There is an old joke that George Bush (senior) wanted a kinder, gentler America - so he bought Canada.
Canada is recognisable to Europeans as one of their own - a kind of Switzerland-ish state. America? - Well, that's something else. One explanation is that in Canada, the state reached the Pacific before the settlers did - there was never any frontier where men made their own societies. Canadians have a European attitude to the state (perhaps carried to extremes!) . The state is the consensual public authority for social welfare. (Putting Quebec to one side here!).
In the States, things seem more complex. As in the well-known inclination for 'voluntary associations' noted by Alexis de Tocqueville, American culture views the state more as an alien force than as a guarantor of the public good. The state is viewed with suspicion, and is not to be relied upon in preference to self-help.
Hence the fragmentary nature of American social life - so many distinct groupings, each with their own agendas and internal solidarity (asabiya!) but with national solidarity artificially achieved by loyalty to symbols and institutions rather than a genuine national fellow-feeling.
When a social group which is unashamedly tribalist (e.g. the Southern loyalist group around George W. Bush) gets to sit in the driving seat of the state apparatus, it is not surprising that the results are fantastically divisive.

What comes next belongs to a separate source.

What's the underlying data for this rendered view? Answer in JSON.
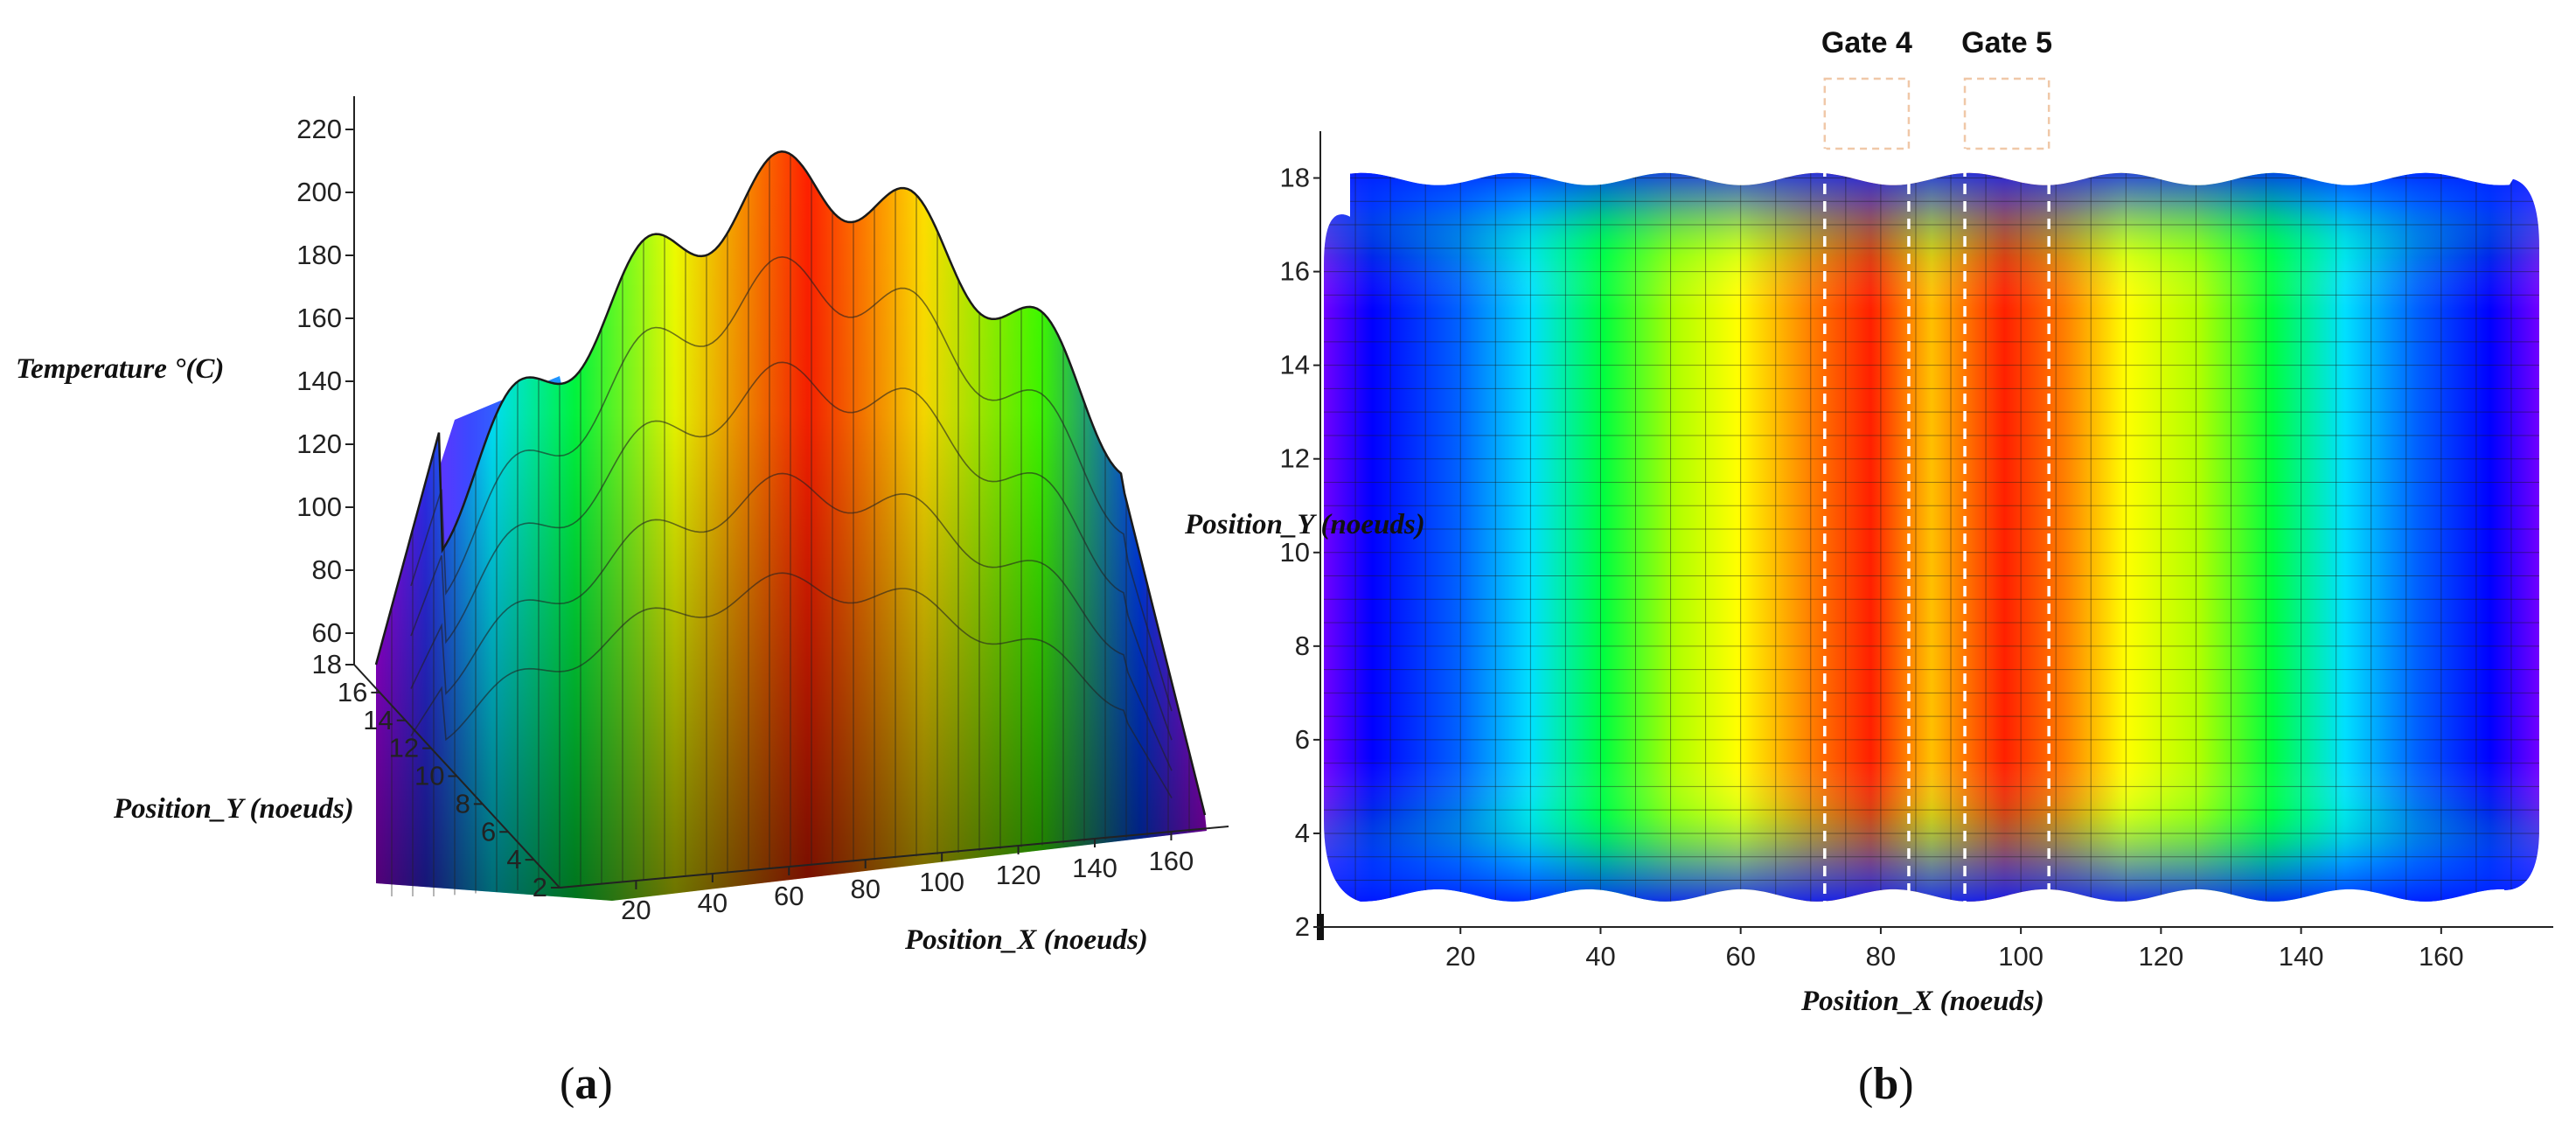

Running America effectively is neither an exercise in expressing a pre-existing social consensus according to the European/Canadian model, nor should it be the ruthless execution of one faction's view of the world. Instead, it should be a rational interests model, which acts to increase social solidarity within the diversity which is American society and deepens the roots of all that symbology. Most reforming administrations have had that goal ... so perhaps the next one?